In 2005, the Society of German Chemists (Gesellschaft Deutscher Chemiker, GDCh) declared their intention to no longer award the Richard Kuhn Medal: “The board of the GDCh intends to discontinue awarding the Medal named after the organic chemist, Nobel Prize laureate of the year 1938 and President of the GDCh in 1964–65, Richard Kuhn. The board thereby draws the consequences out of research on Richard Kuhn’s behaviour during National Socialism. Even though the question of whether Kuhn was a convinced National Socialist or just a career-oriented camp follower is not fully answered, he undisputably supported the Nazi-regime in administrative and organizational ways, especially by his scientific work. Despite his scientific achievements, Kuhn is not suitable to serve as a role model, and eponym for an important award, mainly due to his unreflected research on poison gas, but also due to his conduct towards Jewish colleagues”

Kuhn was editor of Justus Liebigs Annalen der Chemie from 1948.

Kuhn died in 1967 in Heidelberg, Germany, aged 66.

Austrian stamp depicting Richard Kuhn

Austria 1992 Richard Kuhn


1973 Died: Walter Ulbricht, German soldier and politician (b. 1893)

Walter Ernst Paul Ulbricht (June 1893 – 1 August 1973) was a German communist politician. Ulbricht played a leading role in the creation of the Weimar-era Communist Party of Germany (KPD) and later (after spending the years of Nazi rule in exile in France and the Soviet Union) in the early development and establishment of the German Democratic Republic in East Germany. As the First Secretary of the Socialist Unity Party from 1950 to 1971, he was the chief decision-maker in East Germany. From President Wilhelm Pieck's death in 1960 on, he was also the East German head of state until his own death in 1973. As the firm leader of the strongest and most important Communist satellite, Ulbricht had a degree of bargaining power with the Kremlin that he used effectively. For example he demanded the building of the Berlin Wall in 1961 when the Kremlin was reluctant.

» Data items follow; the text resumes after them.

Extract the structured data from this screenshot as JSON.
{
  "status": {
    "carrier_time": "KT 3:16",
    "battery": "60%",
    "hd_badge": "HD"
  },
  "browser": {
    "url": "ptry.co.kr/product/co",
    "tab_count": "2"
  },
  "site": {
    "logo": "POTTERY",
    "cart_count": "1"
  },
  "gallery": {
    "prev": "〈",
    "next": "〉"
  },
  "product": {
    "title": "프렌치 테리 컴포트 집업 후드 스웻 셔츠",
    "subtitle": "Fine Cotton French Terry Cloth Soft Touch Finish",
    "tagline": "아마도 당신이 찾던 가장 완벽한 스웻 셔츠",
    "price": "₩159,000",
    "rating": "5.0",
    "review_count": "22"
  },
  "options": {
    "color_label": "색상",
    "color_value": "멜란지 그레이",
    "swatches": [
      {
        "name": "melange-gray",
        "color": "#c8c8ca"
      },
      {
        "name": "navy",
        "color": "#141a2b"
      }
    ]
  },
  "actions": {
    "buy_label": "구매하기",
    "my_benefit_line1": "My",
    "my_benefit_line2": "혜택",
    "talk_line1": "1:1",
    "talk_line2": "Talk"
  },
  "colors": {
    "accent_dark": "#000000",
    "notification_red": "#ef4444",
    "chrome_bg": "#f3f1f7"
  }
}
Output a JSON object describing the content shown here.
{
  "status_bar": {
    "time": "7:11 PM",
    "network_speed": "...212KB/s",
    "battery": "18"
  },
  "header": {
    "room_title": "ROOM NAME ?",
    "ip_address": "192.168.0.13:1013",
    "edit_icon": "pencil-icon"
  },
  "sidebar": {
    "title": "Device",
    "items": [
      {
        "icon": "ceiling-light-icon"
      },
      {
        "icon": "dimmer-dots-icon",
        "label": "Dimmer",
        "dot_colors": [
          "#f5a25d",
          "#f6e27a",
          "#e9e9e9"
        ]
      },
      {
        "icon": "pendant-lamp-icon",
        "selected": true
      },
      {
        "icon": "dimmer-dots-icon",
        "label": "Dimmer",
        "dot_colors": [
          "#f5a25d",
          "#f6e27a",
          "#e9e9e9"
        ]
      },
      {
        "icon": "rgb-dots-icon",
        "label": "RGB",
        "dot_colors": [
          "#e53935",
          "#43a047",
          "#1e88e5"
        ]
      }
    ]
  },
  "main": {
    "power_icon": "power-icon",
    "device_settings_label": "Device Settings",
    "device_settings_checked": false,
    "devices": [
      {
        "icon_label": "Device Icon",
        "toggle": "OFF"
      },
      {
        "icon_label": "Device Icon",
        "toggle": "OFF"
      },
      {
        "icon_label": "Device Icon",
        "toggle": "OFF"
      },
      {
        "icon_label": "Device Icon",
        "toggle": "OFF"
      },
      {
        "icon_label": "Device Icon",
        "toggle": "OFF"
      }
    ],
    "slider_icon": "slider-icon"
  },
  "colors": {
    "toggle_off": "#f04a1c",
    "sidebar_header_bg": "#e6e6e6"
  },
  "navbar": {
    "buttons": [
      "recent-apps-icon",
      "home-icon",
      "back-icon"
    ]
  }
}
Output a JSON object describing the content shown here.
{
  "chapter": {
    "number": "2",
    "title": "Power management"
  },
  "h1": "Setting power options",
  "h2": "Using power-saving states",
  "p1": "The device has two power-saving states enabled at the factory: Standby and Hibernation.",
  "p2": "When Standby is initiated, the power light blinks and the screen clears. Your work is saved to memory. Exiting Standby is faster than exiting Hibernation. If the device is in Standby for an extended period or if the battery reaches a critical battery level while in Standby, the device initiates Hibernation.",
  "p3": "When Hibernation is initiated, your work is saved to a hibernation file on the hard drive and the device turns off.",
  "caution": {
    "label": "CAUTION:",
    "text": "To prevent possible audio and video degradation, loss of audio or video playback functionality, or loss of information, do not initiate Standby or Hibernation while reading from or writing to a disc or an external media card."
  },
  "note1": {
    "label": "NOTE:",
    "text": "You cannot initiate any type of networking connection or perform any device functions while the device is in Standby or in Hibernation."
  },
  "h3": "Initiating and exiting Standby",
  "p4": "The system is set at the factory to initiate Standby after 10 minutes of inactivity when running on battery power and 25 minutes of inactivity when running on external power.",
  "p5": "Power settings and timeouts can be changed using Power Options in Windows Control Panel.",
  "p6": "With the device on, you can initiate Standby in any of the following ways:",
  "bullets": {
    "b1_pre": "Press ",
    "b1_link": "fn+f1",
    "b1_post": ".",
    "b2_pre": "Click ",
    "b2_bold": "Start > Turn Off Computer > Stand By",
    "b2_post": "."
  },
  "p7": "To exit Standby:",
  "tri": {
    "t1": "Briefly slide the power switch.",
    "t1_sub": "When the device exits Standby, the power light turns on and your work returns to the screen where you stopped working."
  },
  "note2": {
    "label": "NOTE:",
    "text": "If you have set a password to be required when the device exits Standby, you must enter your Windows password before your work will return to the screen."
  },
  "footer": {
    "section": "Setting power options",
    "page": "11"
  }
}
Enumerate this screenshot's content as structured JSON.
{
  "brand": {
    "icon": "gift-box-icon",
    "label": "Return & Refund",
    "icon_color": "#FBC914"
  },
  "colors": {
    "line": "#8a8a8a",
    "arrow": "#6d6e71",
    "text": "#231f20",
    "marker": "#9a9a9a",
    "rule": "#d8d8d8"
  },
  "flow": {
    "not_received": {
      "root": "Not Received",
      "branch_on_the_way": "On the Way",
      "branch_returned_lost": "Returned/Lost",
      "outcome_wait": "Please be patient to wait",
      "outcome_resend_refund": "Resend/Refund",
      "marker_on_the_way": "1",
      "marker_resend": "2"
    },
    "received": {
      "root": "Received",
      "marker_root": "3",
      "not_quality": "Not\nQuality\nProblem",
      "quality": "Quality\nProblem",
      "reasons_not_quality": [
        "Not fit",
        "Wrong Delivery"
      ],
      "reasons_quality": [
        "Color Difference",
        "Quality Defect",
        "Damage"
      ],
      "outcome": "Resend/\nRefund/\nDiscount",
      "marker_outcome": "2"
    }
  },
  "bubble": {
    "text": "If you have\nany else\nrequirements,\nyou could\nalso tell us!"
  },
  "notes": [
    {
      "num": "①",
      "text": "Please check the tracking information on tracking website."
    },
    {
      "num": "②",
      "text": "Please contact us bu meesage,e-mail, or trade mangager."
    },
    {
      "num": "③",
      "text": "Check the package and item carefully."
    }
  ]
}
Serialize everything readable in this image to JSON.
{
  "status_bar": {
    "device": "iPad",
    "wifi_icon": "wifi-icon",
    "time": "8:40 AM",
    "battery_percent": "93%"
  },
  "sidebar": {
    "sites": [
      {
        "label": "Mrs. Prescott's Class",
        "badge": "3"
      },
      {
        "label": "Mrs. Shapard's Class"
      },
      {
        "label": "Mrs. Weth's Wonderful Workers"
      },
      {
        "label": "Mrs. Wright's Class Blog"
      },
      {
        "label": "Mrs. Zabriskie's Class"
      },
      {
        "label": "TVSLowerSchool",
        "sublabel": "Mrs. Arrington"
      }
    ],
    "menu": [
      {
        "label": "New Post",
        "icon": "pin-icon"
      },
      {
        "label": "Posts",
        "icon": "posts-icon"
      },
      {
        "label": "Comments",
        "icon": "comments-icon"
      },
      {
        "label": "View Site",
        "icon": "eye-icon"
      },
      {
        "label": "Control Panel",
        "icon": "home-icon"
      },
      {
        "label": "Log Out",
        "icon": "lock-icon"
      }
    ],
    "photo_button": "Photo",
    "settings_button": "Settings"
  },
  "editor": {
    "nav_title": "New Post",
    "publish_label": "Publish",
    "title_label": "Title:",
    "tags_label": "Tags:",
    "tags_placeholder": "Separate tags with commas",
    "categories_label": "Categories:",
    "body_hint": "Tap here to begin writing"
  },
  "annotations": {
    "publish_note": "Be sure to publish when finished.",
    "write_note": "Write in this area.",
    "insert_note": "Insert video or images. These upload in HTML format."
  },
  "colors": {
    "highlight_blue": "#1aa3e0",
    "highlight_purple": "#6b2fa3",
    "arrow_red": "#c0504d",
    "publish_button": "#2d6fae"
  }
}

Ulbricht began his political life during the German Empire, when he joined first the Social Democratic Party of Germany (SPD) in 1912, the anti-World War I Independent Social Democratic Party of Germany (USPD) in 1917 and deserted the Imperial German Army in 1918. He joined the Communist Party of Germany in 1920 and became a leading party functionary, serving in its Central Committee from 1923 onward. After the Nazi takeover of Germany in 1933, Ulbricht lived in Paris and Prague from 1933 to 1937 and in the Soviet Union from 1937 to 1945.

After the end of World War II, Ulbricht re-organized the German Communist Party in the Soviet occupation zone along Stalinist lines. He played a key role in the forcible merger of the KPD and SPD into the Socialist Unity Party of Germany (SED) in 1946. He became the First Secretary of the SED and effective leader of the recently established East Germany in 1950. The Soviet Army occupation force violently suppressed the uprising of 1953 in East Germany on 17 June 1953, while Ulbricht hid in the Soviet Army headquarters in Berlin-Karlshorst. East Germany joined the Soviet-controlled Warsaw Pact upon its founding in 1955. Ulbricht presided over the total suppression of civil and political rights in the East German state, which functioned as a communist-ruled dictatorship from its founding in 1949 onward.

The nationalization of East German industry under Ulbricht failed to raise the standard of living to a level comparable to that of West Germany. The result was massive emigration, with hundreds of thousands of people fleeing the country to the west every year in the 1950s. When Soviet Premier Nikita Khrushchev gave permission for a wall to stop the outflow in Berlin, Ulbricht had the Berlin Wall built in 1961, which triggered a diplomatic crisis and succeeded in curtailing emigration. The failures of Ulbricht's New Economic System and Economic System of Socialism from 1963 to 1970 led to his forcible retirement for "health reasons" and replacement as First Secretary in 1971 by Erich Honecker with Soviet approval. Ulbricht suffered a stroke and died in 1973.